Charleston Earthquake Pit feature


 

The so called "Charleston Earthquake"* struck the Augusta Area just after nine o'clock on 31 August 1886.  Major J. W. Reilly, the commandant of the Arsenal recorded his impressions and observations of earthquake in a letter to his superiors in Washington, D.C. just a two days after the event.   

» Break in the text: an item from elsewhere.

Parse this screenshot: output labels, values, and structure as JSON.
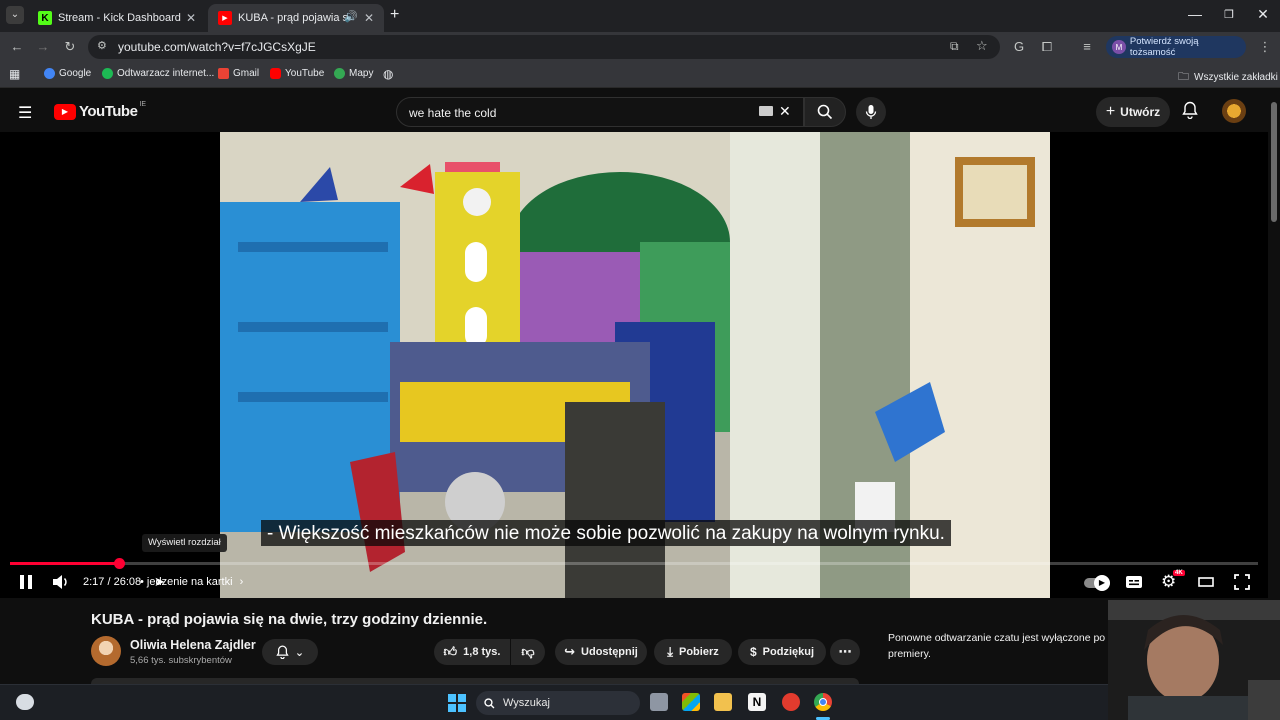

Major Reilly vividly describes the terrifying sensations which the earthquake triggered and how the plaster from ceilings, walls and moldings dropped about him and his family as they fled the shaking house.  (click here for the text of the letter)

 

The pit feature, (right), was discovered in the fall of 1999 on the future site of the Phase I classroom/office building, now approaching completion.  The pit is interpreted as a burial area for the fallen plaster removed from the commandant's house.  It was located hardly 40 feet south of the porch of that building (now ASU's admissions office, Benet House).  Interestingly enough, the shovel, seen in the second photograph was found near the bottom of the pit and probably was a tool broken in digging the pit and abandoned in it by the workmen repairing the Arsenal commandant's home in late 1886 or early 1887. 

   

 

 

* The epicenter of the earthquake was located near Charleston, South Carolina, hence the name "Charleston earthquake".  The quake is estimated  to have had a magnitude of 6.6 to 7.6 on the Richter Scale.  Charleston suffered severely; Augusta had more modest damage, including some at the Arsenal.  The earthquake was felt as far away as Alabama and Ohio.